Al-Qaeda Cells in Bosnia Survive Nato Raids

May 6 2002
By Judy Dempsey, Diplomatic Correspondent, in Brussels

Al-Qaeda is still operating in Bosnia even though Nato has disrupted much of its communications, arrested several of its members and carried out deportations.

Lord Robertson, Nato's secretary-general, said there was "no assumption" that al-Qaeda had "gone away. We are still on alert. We know there are people out there, planning, and plotting", he said in an interview at his headquarters in Brussels.

Nato has been more than cautious in releasing details of raids on alleged al-Qaeda networks in Sarajevo or other cities in the federation, let alone spelling out the extent to which al-Qaeda still poses a threat.

Last week, however, Major Scott Lundy, a spokesman for Sfor, the Nato-led international military force in Bosnia, said US Federal Bureau of Investigation agents had raided a Bosnian-linked charity in Chicago and arrested Enaam Arnout, its executive director.

"There is a lot of ongoing work in Bosnia and elsewhere," said Lord Robertson. "The detection is still going on. People are being apprehended. Some of the cells have been broken up in Bosnia. We continue to track them, find them, arrest them and deal with them."

The latest raid followed months of investigating Mr Arnout's links to Osama bin Laden and al-Qaeda's network in Bosnia.

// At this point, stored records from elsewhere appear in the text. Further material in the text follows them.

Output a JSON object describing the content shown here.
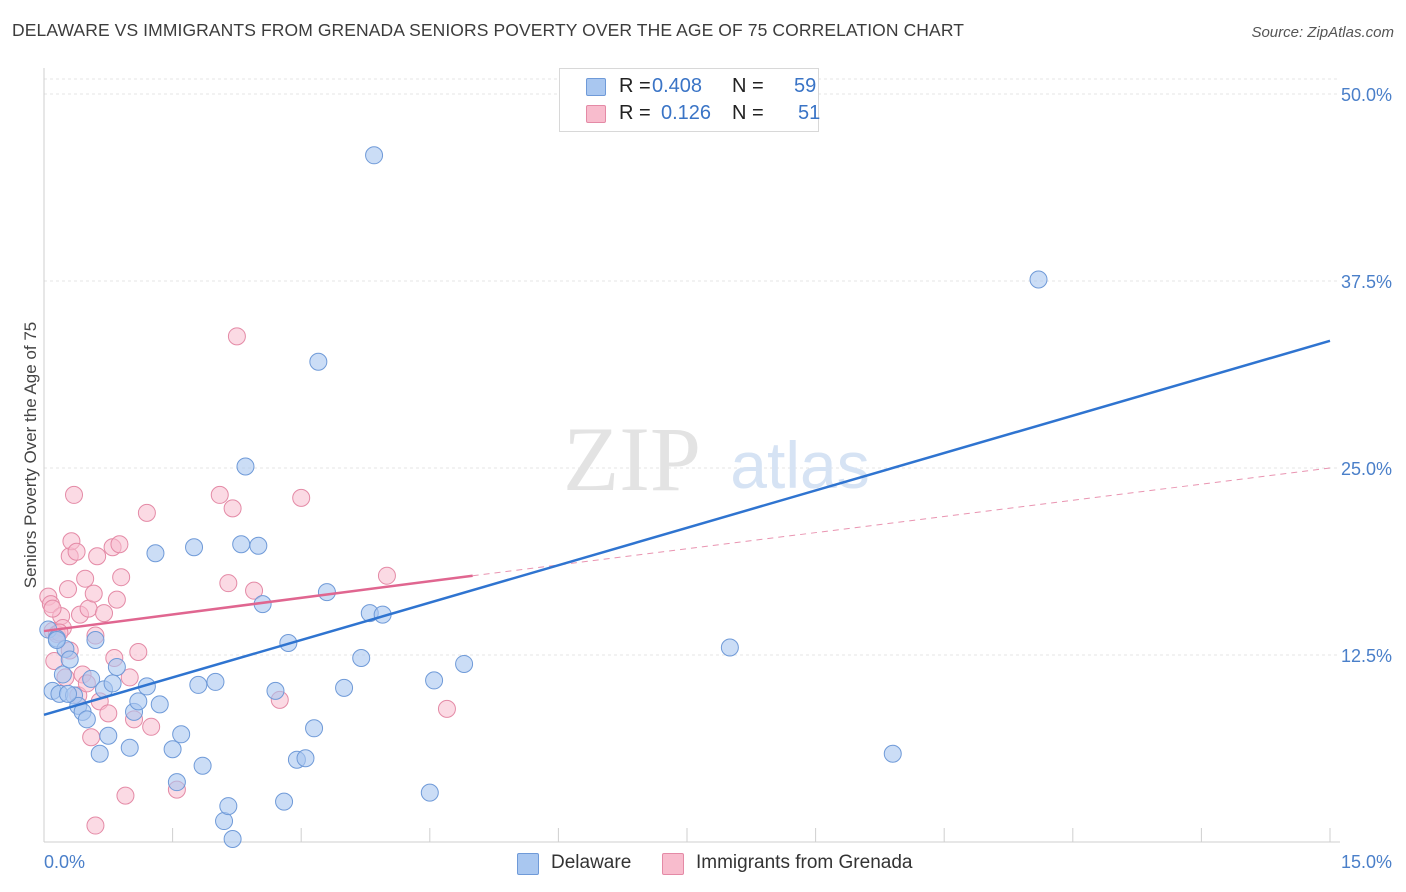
{
  "header": {
    "title": "DELAWARE VS IMMIGRANTS FROM GRENADA SENIORS POVERTY OVER THE AGE OF 75 CORRELATION CHART",
    "source": "Source: ZipAtlas.com"
  },
  "watermark": {
    "zip": "ZIP",
    "atlas": "atlas"
  },
  "legend": {
    "rows": [
      {
        "r_label": "R =",
        "r_value": "0.408",
        "n_label": "N =",
        "n_value": "59"
      },
      {
        "r_label": "R =",
        "r_value": "0.126",
        "n_label": "N =",
        "n_value": "51"
      }
    ]
  },
  "bottom_legend": {
    "delaware": "Delaware",
    "grenada": "Immigrants from Grenada"
  },
  "axis": {
    "ylabel": "Seniors Poverty Over the Age of 75",
    "x_min_label": "0.0%",
    "x_max_label": "15.0%",
    "y_ticks": [
      "50.0%",
      "37.5%",
      "25.0%",
      "12.5%"
    ]
  },
  "chart_data": {
    "type": "scatter",
    "title": "DELAWARE VS IMMIGRANTS FROM GRENADA SENIORS POVERTY OVER THE AGE OF 75 CORRELATION CHART",
    "xlabel": "",
    "ylabel": "Seniors Poverty Over the Age of 75",
    "xlim": [
      0,
      15
    ],
    "ylim": [
      0,
      51
    ],
    "y_ticks": [
      12.5,
      25.0,
      37.5,
      50.0
    ],
    "grid": true,
    "legend_position": "top-center",
    "colors": {
      "delaware_fill": "#a9c7f0",
      "delaware_stroke": "#6f9ad8",
      "delaware_line": "#2f74d0",
      "grenada_fill": "#f8bccd",
      "grenada_stroke": "#e48aa6",
      "grenada_line": "#e06690"
    },
    "series": [
      {
        "name": "Delaware",
        "r": 0.408,
        "n": 59,
        "trend": {
          "x": [
            0,
            15
          ],
          "y": [
            8.5,
            33.5
          ]
        },
        "points": [
          [
            0.05,
            14.2
          ],
          [
            0.1,
            10.1
          ],
          [
            0.15,
            13.6
          ],
          [
            0.18,
            9.9
          ],
          [
            0.22,
            11.2
          ],
          [
            0.25,
            12.9
          ],
          [
            0.3,
            12.2
          ],
          [
            0.35,
            9.8
          ],
          [
            0.4,
            9.1
          ],
          [
            0.45,
            8.7
          ],
          [
            0.5,
            8.2
          ],
          [
            0.55,
            10.9
          ],
          [
            0.6,
            13.5
          ],
          [
            0.65,
            5.9
          ],
          [
            0.7,
            10.2
          ],
          [
            0.75,
            7.1
          ],
          [
            0.8,
            10.6
          ],
          [
            0.85,
            11.7
          ],
          [
            1.0,
            6.3
          ],
          [
            1.05,
            8.7
          ],
          [
            1.1,
            9.4
          ],
          [
            1.2,
            10.4
          ],
          [
            1.3,
            19.3
          ],
          [
            1.35,
            9.2
          ],
          [
            1.5,
            6.2
          ],
          [
            1.55,
            4.0
          ],
          [
            1.6,
            7.2
          ],
          [
            1.75,
            19.7
          ],
          [
            1.8,
            10.5
          ],
          [
            1.85,
            5.1
          ],
          [
            2.0,
            10.7
          ],
          [
            2.1,
            1.4
          ],
          [
            2.15,
            2.4
          ],
          [
            2.2,
            0.2
          ],
          [
            2.3,
            19.9
          ],
          [
            2.35,
            25.1
          ],
          [
            2.5,
            19.8
          ],
          [
            2.55,
            15.9
          ],
          [
            2.7,
            10.1
          ],
          [
            2.8,
            2.7
          ],
          [
            2.85,
            13.3
          ],
          [
            2.95,
            5.5
          ],
          [
            3.05,
            5.6
          ],
          [
            3.15,
            7.6
          ],
          [
            3.2,
            32.1
          ],
          [
            3.3,
            16.7
          ],
          [
            3.5,
            10.3
          ],
          [
            3.7,
            12.3
          ],
          [
            3.8,
            15.3
          ],
          [
            3.85,
            45.9
          ],
          [
            3.95,
            15.2
          ],
          [
            4.5,
            3.3
          ],
          [
            4.55,
            10.8
          ],
          [
            4.9,
            11.9
          ],
          [
            8.0,
            13.0
          ],
          [
            9.9,
            5.9
          ],
          [
            11.6,
            37.6
          ],
          [
            0.15,
            13.5
          ],
          [
            0.28,
            9.9
          ]
        ]
      },
      {
        "name": "Immigrants from Grenada",
        "r": 0.126,
        "n": 51,
        "trend_solid": {
          "x": [
            0,
            5.0
          ],
          "y": [
            14.1,
            17.8
          ]
        },
        "trend_dashed": {
          "x": [
            5.0,
            15
          ],
          "y": [
            17.8,
            25.0
          ]
        },
        "points": [
          [
            0.05,
            16.4
          ],
          [
            0.08,
            15.9
          ],
          [
            0.1,
            14.1
          ],
          [
            0.12,
            12.1
          ],
          [
            0.15,
            13.9
          ],
          [
            0.2,
            15.1
          ],
          [
            0.22,
            14.3
          ],
          [
            0.25,
            11.0
          ],
          [
            0.28,
            16.9
          ],
          [
            0.3,
            19.1
          ],
          [
            0.32,
            20.1
          ],
          [
            0.35,
            23.2
          ],
          [
            0.38,
            19.4
          ],
          [
            0.4,
            9.8
          ],
          [
            0.42,
            15.2
          ],
          [
            0.45,
            11.2
          ],
          [
            0.48,
            17.6
          ],
          [
            0.5,
            10.6
          ],
          [
            0.52,
            15.6
          ],
          [
            0.55,
            7.0
          ],
          [
            0.58,
            16.6
          ],
          [
            0.6,
            13.8
          ],
          [
            0.62,
            19.1
          ],
          [
            0.65,
            9.4
          ],
          [
            0.7,
            15.3
          ],
          [
            0.75,
            8.6
          ],
          [
            0.8,
            19.7
          ],
          [
            0.82,
            12.3
          ],
          [
            0.85,
            16.2
          ],
          [
            0.88,
            19.9
          ],
          [
            0.9,
            17.7
          ],
          [
            0.95,
            3.1
          ],
          [
            1.0,
            11.0
          ],
          [
            1.05,
            8.2
          ],
          [
            1.1,
            12.7
          ],
          [
            1.2,
            22.0
          ],
          [
            1.25,
            7.7
          ],
          [
            1.55,
            3.5
          ],
          [
            2.05,
            23.2
          ],
          [
            2.15,
            17.3
          ],
          [
            2.2,
            22.3
          ],
          [
            2.25,
            33.8
          ],
          [
            2.45,
            16.8
          ],
          [
            2.75,
            9.5
          ],
          [
            3.0,
            23.0
          ],
          [
            4.0,
            17.8
          ],
          [
            4.7,
            8.9
          ],
          [
            0.6,
            1.1
          ],
          [
            0.1,
            15.6
          ],
          [
            0.3,
            12.8
          ],
          [
            0.18,
            14.0
          ]
        ]
      }
    ]
  }
}
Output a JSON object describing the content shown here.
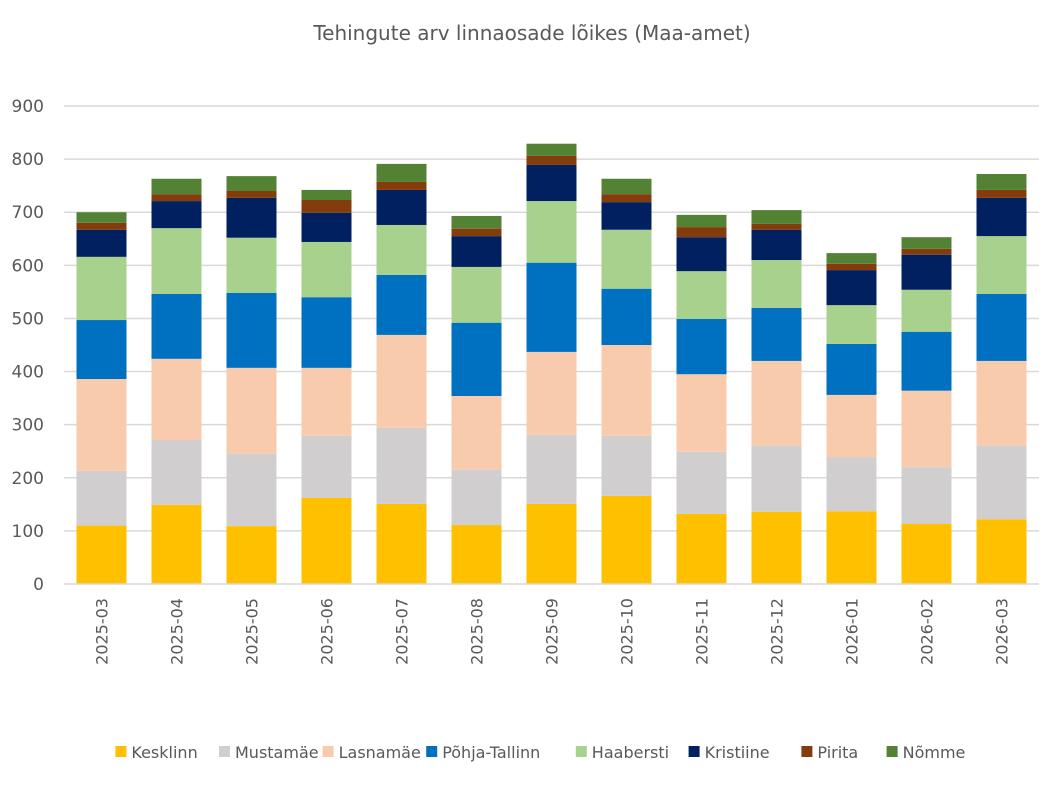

In Sarajevo Sfor and the Bosnian police said they found weapons, military manuals and state security documents in the offices of Bosanska Idealna Futura (BIF). BIF had taken over the local operations of the Benevolence International Foundation, whose executive director was Syrian-born Mr Arnout. "Without going into detail, police found evidence of direct communications between Mr Arnout and Osama bin Laden," said Mr Lundy.

Many Islamic networks and organisations blossomed during the Bosnia war, some of them backed by Saudi Arabia. Its members were mainly recruited from the several thousand mujahideen fighters who joined the Bosnian army to fight against Serb and Croat armies during the early 1990s. But one condition of the 1996 Dayton agreement, which ended the wars in Bosnia, was that the mujahideen quit the army and leave Bosnia altogether. Some stayed and settled down but the exact number remains vague.

Others found work in Saudi-backed charities, which Sfor and the Bosnian police raided earlier this year.